#!/usr/bin/env python3
# -*- coding: utf-8 -*-
"""
The `SEGMENTATION` module enables automatic segmentation of DICOM or NIfTI images. Currently, TotalSegmentator is the only supported method for segmentation. The module will submit a new job task for each patient using either **SGE** or **SLURM** job schedulers.
Options
-------
The `SEGMENTATION` module can be configured with the following options:
- **verbose**: Enable or disable verbose mode to display detailed process information.
- **timer**: Enable a timer to record the module's execution time.
- **inputFolder**: Path to the folder containing the input images.
- **log**: Path to save a log file with detailed information about the segmentation process.
- **new_log_file**: Create a new log file, overwriting any existing file with the same name.
- **skip**: Path to a file listing subfolders inside `inputFolder` to exclude from processing.

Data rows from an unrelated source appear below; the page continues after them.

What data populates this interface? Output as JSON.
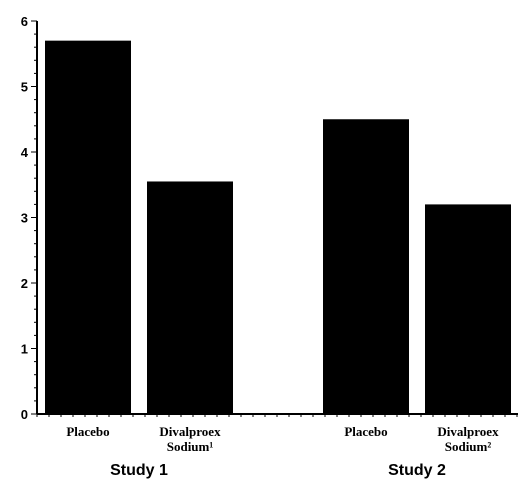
{
  "chart_data": {
    "type": "bar",
    "title": "",
    "xlabel": "",
    "ylabel": "",
    "ylim": [
      0,
      6
    ],
    "yticks": [
      "0",
      "1",
      "2",
      "3",
      "4",
      "5",
      "6"
    ],
    "grid": false,
    "groups": [
      {
        "label": "Study 1",
        "bars": [
          {
            "label": [
              "Placebo"
            ],
            "value": 5.7
          },
          {
            "label": [
              "Divalproex",
              "Sodium¹"
            ],
            "value": 3.55
          }
        ]
      },
      {
        "label": "Study 2",
        "bars": [
          {
            "label": [
              "Placebo"
            ],
            "value": 4.5
          },
          {
            "label": [
              "Divalproex",
              "Sodium²"
            ],
            "value": 3.2
          }
        ]
      }
    ],
    "bar_color": "#000000",
    "axis_color": "#000000"
  }
}
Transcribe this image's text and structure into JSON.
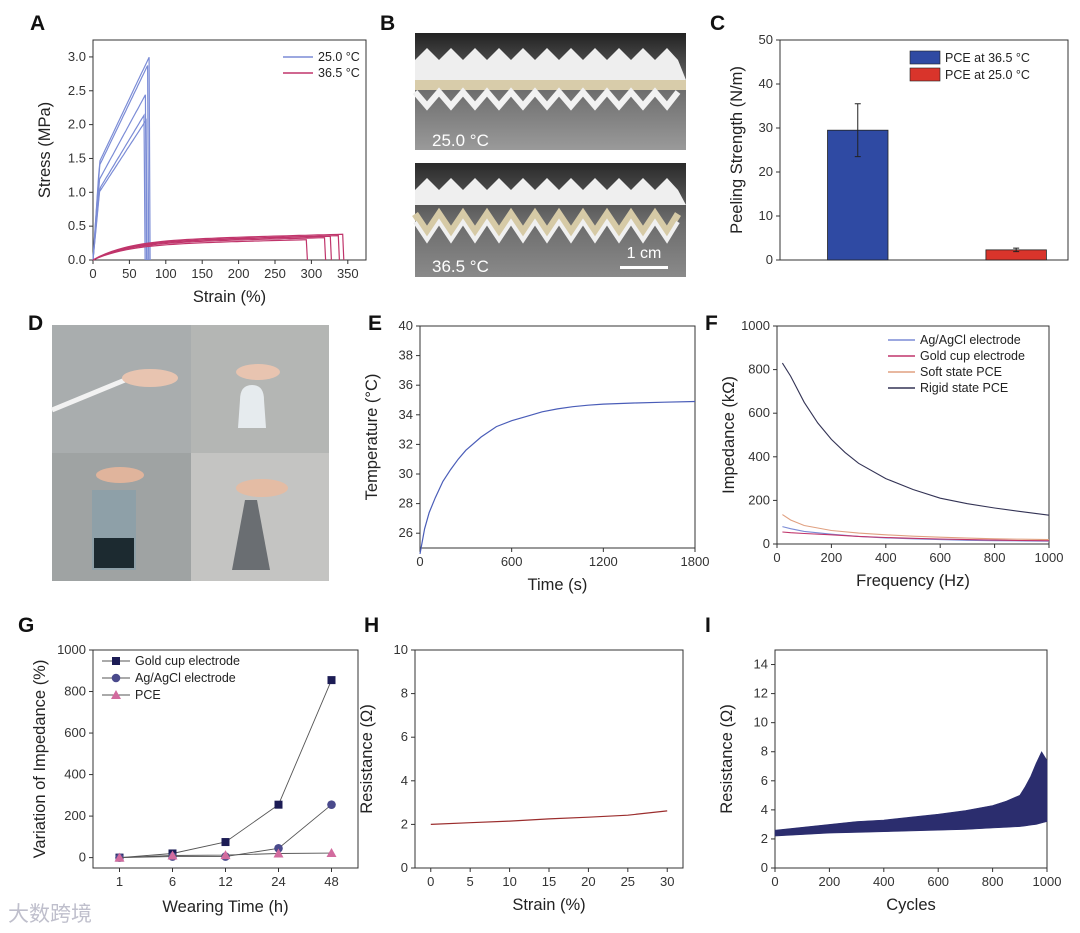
{
  "panels": {
    "A": {
      "letter": "A"
    },
    "B": {
      "letter": "B"
    },
    "C": {
      "letter": "C"
    },
    "D": {
      "letter": "D"
    },
    "E": {
      "letter": "E"
    },
    "F": {
      "letter": "F"
    },
    "G": {
      "letter": "G"
    },
    "H": {
      "letter": "H"
    },
    "I": {
      "letter": "I"
    }
  },
  "photo_B": {
    "top_label": "25.0 °C",
    "bottom_label": "36.5 °C",
    "scale_label": "1 cm"
  },
  "watermark": "大数跨境",
  "colors": {
    "blue": "#7b8cd6",
    "red": "#c0356b",
    "navy": "#2b2d6e",
    "pce_blue": "#2f4aa3",
    "pce_red": "#d9342b"
  },
  "chart_data": [
    {
      "id": "A",
      "type": "line",
      "xlabel": "Strain (%)",
      "ylabel": "Stress (MPa)",
      "xlim": [
        0,
        375
      ],
      "ylim": [
        0,
        3.25
      ],
      "xticks": [
        0,
        50,
        100,
        150,
        200,
        250,
        300,
        350
      ],
      "yticks": [
        0.0,
        0.5,
        1.0,
        1.5,
        2.0,
        2.5,
        3.0
      ],
      "ytick_labels": [
        "0.0",
        "0.5",
        "1.0",
        "1.5",
        "2.0",
        "2.5",
        "3.0"
      ],
      "series": [
        {
          "name": "25.0 °C",
          "color": "#7b8cd6",
          "curves": [
            {
              "peak": 2.97,
              "break": 77
            },
            {
              "peak": 2.85,
              "break": 75
            },
            {
              "peak": 2.42,
              "break": 72
            },
            {
              "peak": 2.12,
              "break": 70
            },
            {
              "peak": 2.05,
              "break": 73
            }
          ]
        },
        {
          "name": "36.5 °C",
          "color": "#c0356b",
          "curves": [
            {
              "peak": 0.3,
              "break": 293
            },
            {
              "peak": 0.33,
              "break": 318
            },
            {
              "peak": 0.35,
              "break": 326
            },
            {
              "peak": 0.38,
              "break": 343
            },
            {
              "peak": 0.36,
              "break": 337
            }
          ]
        }
      ]
    },
    {
      "id": "C",
      "type": "bar",
      "ylabel": "Peeling Strength (N/m)",
      "ylim": [
        0,
        50
      ],
      "yticks": [
        0,
        10,
        20,
        30,
        40,
        50
      ],
      "series": [
        {
          "name": "PCE at 36.5 °C",
          "value": 29.5,
          "error": 6.0,
          "color": "#2f4aa3"
        },
        {
          "name": "PCE at 25.0 °C",
          "value": 2.3,
          "error": 0.4,
          "color": "#d9342b"
        }
      ]
    },
    {
      "id": "E",
      "type": "line",
      "xlabel": "Time (s)",
      "ylabel": "Temperature (°C)",
      "xlim": [
        0,
        1800
      ],
      "ylim": [
        25,
        40
      ],
      "xticks": [
        0,
        600,
        1200,
        1800
      ],
      "yticks": [
        26,
        28,
        30,
        32,
        34,
        36,
        38,
        40
      ],
      "series": [
        {
          "name": "temperature",
          "color": "#4a5db8",
          "x": [
            0,
            30,
            60,
            100,
            150,
            200,
            250,
            300,
            400,
            500,
            600,
            700,
            800,
            900,
            1000,
            1100,
            1200,
            1400,
            1600,
            1800
          ],
          "y": [
            24.6,
            26.3,
            27.4,
            28.4,
            29.5,
            30.3,
            31.0,
            31.6,
            32.5,
            33.2,
            33.6,
            33.9,
            34.2,
            34.4,
            34.55,
            34.65,
            34.72,
            34.8,
            34.85,
            34.9
          ]
        }
      ]
    },
    {
      "id": "F",
      "type": "line",
      "xlabel": "Frequency (Hz)",
      "ylabel": "Impedance (kΩ)",
      "xlim": [
        0,
        1000
      ],
      "ylim": [
        0,
        1000
      ],
      "xticks": [
        0,
        200,
        400,
        600,
        800,
        1000
      ],
      "yticks": [
        0,
        200,
        400,
        600,
        800,
        1000
      ],
      "series": [
        {
          "name": "Ag/AgCl electrode",
          "color": "#7b8cd6",
          "x": [
            20,
            50,
            100,
            200,
            300,
            400,
            500,
            600,
            700,
            800,
            900,
            1000
          ],
          "y": [
            80,
            70,
            58,
            45,
            35,
            28,
            24,
            20,
            17,
            15,
            14,
            13
          ]
        },
        {
          "name": "Gold cup electrode",
          "color": "#c0356b",
          "x": [
            20,
            50,
            100,
            200,
            300,
            400,
            500,
            600,
            700,
            800,
            900,
            1000
          ],
          "y": [
            55,
            52,
            48,
            42,
            35,
            30,
            26,
            23,
            20,
            18,
            16,
            15
          ]
        },
        {
          "name": "Soft state PCE",
          "color": "#e0a080",
          "x": [
            20,
            50,
            100,
            200,
            300,
            400,
            500,
            600,
            700,
            800,
            900,
            1000
          ],
          "y": [
            135,
            110,
            85,
            62,
            50,
            42,
            36,
            31,
            27,
            24,
            22,
            20
          ]
        },
        {
          "name": "Rigid state PCE",
          "color": "#333355",
          "x": [
            20,
            50,
            100,
            150,
            200,
            250,
            300,
            400,
            500,
            600,
            700,
            800,
            900,
            1000
          ],
          "y": [
            830,
            770,
            650,
            555,
            480,
            420,
            370,
            300,
            250,
            210,
            185,
            165,
            148,
            132
          ]
        }
      ]
    },
    {
      "id": "G",
      "type": "line",
      "xlabel": "Wearing Time (h)",
      "ylabel": "Variation of Impedance (%)",
      "categories": [
        "1",
        "6",
        "12",
        "24",
        "48"
      ],
      "ylim": [
        -50,
        1000
      ],
      "yticks": [
        0,
        200,
        400,
        600,
        800,
        1000
      ],
      "series": [
        {
          "name": "Gold cup electrode",
          "marker": "square",
          "color": "#1c1c55",
          "values": [
            0,
            20,
            75,
            255,
            855
          ]
        },
        {
          "name": "Ag/AgCl electrode",
          "marker": "circle",
          "color": "#4a4a8c",
          "values": [
            0,
            5,
            5,
            45,
            255
          ]
        },
        {
          "name": "PCE",
          "marker": "triangle",
          "color": "#d26b9e",
          "values": [
            0,
            10,
            12,
            20,
            22
          ]
        }
      ]
    },
    {
      "id": "H",
      "type": "line",
      "xlabel": "Strain (%)",
      "ylabel": "Resistance (Ω)",
      "xlim": [
        -2,
        32
      ],
      "ylim": [
        0,
        10
      ],
      "xticks": [
        0,
        5,
        10,
        15,
        20,
        25,
        30
      ],
      "yticks": [
        0,
        2,
        4,
        6,
        8,
        10
      ],
      "series": [
        {
          "name": "resistance",
          "color": "#9b2d2d",
          "x": [
            0,
            5,
            10,
            15,
            20,
            25,
            30
          ],
          "y": [
            2.0,
            2.08,
            2.15,
            2.25,
            2.33,
            2.42,
            2.62
          ]
        }
      ]
    },
    {
      "id": "I",
      "type": "area",
      "xlabel": "Cycles",
      "ylabel": "Resistance (Ω)",
      "xlim": [
        0,
        1000
      ],
      "ylim": [
        0,
        15
      ],
      "xticks": [
        0,
        200,
        400,
        600,
        800,
        1000
      ],
      "yticks": [
        0,
        2,
        4,
        6,
        8,
        10,
        12,
        14
      ],
      "series": [
        {
          "name": "resistance",
          "color": "#2b2d6e",
          "x": [
            0,
            100,
            200,
            300,
            400,
            500,
            600,
            700,
            800,
            850,
            900,
            920,
            940,
            960,
            980,
            1000
          ],
          "lower": [
            2.2,
            2.3,
            2.4,
            2.45,
            2.5,
            2.55,
            2.6,
            2.65,
            2.75,
            2.8,
            2.85,
            2.9,
            2.95,
            3.0,
            3.1,
            3.2
          ],
          "upper": [
            2.6,
            2.8,
            3.0,
            3.2,
            3.3,
            3.5,
            3.7,
            3.95,
            4.3,
            4.6,
            5.0,
            5.6,
            6.3,
            7.2,
            8.0,
            7.4
          ]
        }
      ]
    }
  ]
}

- **skip-segmented-data**: If set to True, the module will skip data that has already been segmented (default: False).
- **multiprocessing**: Specify the number of CPU cores to use for parallel processing.
- **method**: Specify the segmentation method (currently, only "TotalSegmentator" is supported).
- **segmentation-list**: Path to a file listing specific volumes to segment.
- **image_type**: Specify whether the input images are in "DICOM" or "NIFTI" format:
- For **DICOM**, the module generates an RTSTRUCT file (`RTSTRUCT.dcm`) containing segmentations.
- For **NIFTI**, the module creates separate segmentations for each structure listed in `segmentation-list`, named as `Mask_<structure_name>.nii.gz`.
- **image_filename**: Name of the image file to segment when working with NIfTI images. For DICOM images, the module looks for images in the "DCM" folder.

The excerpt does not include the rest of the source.